Posted: Friday November 10, 2006 5:55PM; Updated: Friday November 10, 2006 6:45PM
"This is my ideal place," third-year guard Ben Gordon said of playing in Chicago.
Last week I interviewed Ben Gordon for SI Players' First Person. The 23-year-old shooting guard from Mount Vernon, N.Y., is in his third season with the Chicago Bulls and entered the weekend averaging 14.8 points a game. Here are additional excerpts from our conversation:
On his introduction to Michael Jordan:
When I first got here, his wife, Juanita, was a realtor. It just so happened there was a function somewhere. One of my agents, Lou Tucker, met his wife and got her information. When it was time for me to look for a house out here, she helped me find my spot. That summer, I met Michael one day at Hoops Gym because all the pros from Chicago and stuff go down there to play. He came down to watch and I met him there. It surprised me because he came up to me and said, 'Hey, what's up BG?' And then we started talking about how his wife was helping out with the place. You know Mike; he's a guy who watches sports so he knew who I was from college. With me coming to the Bulls and his wife helping me with the house, he just really made me feel welcome the way he came over and said hello to me.

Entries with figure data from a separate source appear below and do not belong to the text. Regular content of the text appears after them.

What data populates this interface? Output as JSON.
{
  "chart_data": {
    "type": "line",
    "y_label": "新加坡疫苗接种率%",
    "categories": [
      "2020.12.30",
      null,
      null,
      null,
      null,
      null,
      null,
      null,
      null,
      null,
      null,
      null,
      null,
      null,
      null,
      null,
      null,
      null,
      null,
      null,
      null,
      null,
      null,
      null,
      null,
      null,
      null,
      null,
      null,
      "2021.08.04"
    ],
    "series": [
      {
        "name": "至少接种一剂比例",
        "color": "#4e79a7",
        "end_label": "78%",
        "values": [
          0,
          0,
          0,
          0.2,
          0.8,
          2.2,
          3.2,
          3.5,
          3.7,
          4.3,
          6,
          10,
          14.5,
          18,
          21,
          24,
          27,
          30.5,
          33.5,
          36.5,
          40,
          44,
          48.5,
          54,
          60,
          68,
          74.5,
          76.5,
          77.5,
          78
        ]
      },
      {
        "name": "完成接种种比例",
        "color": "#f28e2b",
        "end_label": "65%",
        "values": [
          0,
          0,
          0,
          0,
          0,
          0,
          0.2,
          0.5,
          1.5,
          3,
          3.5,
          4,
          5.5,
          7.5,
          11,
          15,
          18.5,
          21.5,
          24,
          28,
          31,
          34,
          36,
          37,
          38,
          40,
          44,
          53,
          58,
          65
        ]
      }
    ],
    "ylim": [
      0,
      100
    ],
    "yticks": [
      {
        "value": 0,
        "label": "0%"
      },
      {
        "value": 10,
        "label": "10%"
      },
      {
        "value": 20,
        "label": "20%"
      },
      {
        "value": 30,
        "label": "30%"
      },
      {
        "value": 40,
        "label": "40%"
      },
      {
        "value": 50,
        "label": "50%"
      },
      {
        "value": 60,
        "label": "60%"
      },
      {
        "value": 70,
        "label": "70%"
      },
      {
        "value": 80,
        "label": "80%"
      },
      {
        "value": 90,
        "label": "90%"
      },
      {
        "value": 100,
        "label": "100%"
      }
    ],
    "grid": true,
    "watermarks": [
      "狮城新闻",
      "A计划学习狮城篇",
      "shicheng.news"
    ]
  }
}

"The relationship has grown from there. Every time I see him, I can go to him and chill and talk to him. Still, as you know, Mike is a busy guy. I'm not just going to pick up the phone and call him if it's not something serious. But they've invited me over to the house for barbecues and things like that. He's a very down-to-earth person. He just extends his hand to some of the younger guys around the league. It's great when you can be around somebody who's done so much for the game, just seeing him as a regular guy."
On the best part about not being a rookie anymore:
"The doldrum jobs, like picking up donuts or carrying the bags. But I can honestly say I didn't have it as bad as other rookies because we had, like, six rookies, so the burden was divided."
On whether he has a built-in inferior complex after growing up in Mt. Vernon, where Denzel Washington, Dick Clark and P. Diddy, among other celebrities, are from:
"You know what? I don't think I could suffer from an inferiority complex just because the guys you just named came out way before me. I'm just carrying the torch for everybody in Mt. Vernon. We're all pretty much doing something different. We've got actors, musicians, athletes -- we're all, within our respective fields, on the same pedestal."
On growing up a Bulls fan:
"Michael Jordan, Scottie Pippen -- it was hard not to love those guys. They had the most televised games, so I was constantly seeing them. And they always won. As a kid, everybody was a Michael Jordan fan. Everybody wore his shoes. They had Ewings, but I liked how the Jordans looked better."
On being drafted by the Bulls:
"I'm a guy who looks at the significance of numbers a lot. Before the draft, I had no idea I'd get drafted third. I thought I was going to go anywhere from seventh to 12th. As we started getting closer and I started to get an inkling that the Bulls could be a team that I could end up playing for, I started to look at the numbers. On draft night, people were saying 20 years ago this day, Michael Jordan was drafted by the Bulls and he was the third pick just like you. So I'm like, wow. It was all weird. But I wouldn't want to play anywhere else in the world right now. Now that I've been out here, I love the city of Chicago, and I'm not far away from home. This is my ideal place."
On why he wears No. 7:
"I wore No. 4 my whole career but, of course, Jerry Sloan already had that number beforehand [it has been since retired by the organization] so there wasn't much I could do about it. So all I did was just [put together] being the third pick with my old No. 4. That's why I wear No. 7."
On being the 2005 Sixth Man Award winner but losing Rookie of the Year to college teammate Emeka Okafor:
"We were both happy for each other, even though I was trying to get both of those awards. There was a small moment where I was a little salty, but I was happy for him. It worked out for the best because we just made history being two guys from UConn who, in their first years, came away with prestigious awards in the NBA."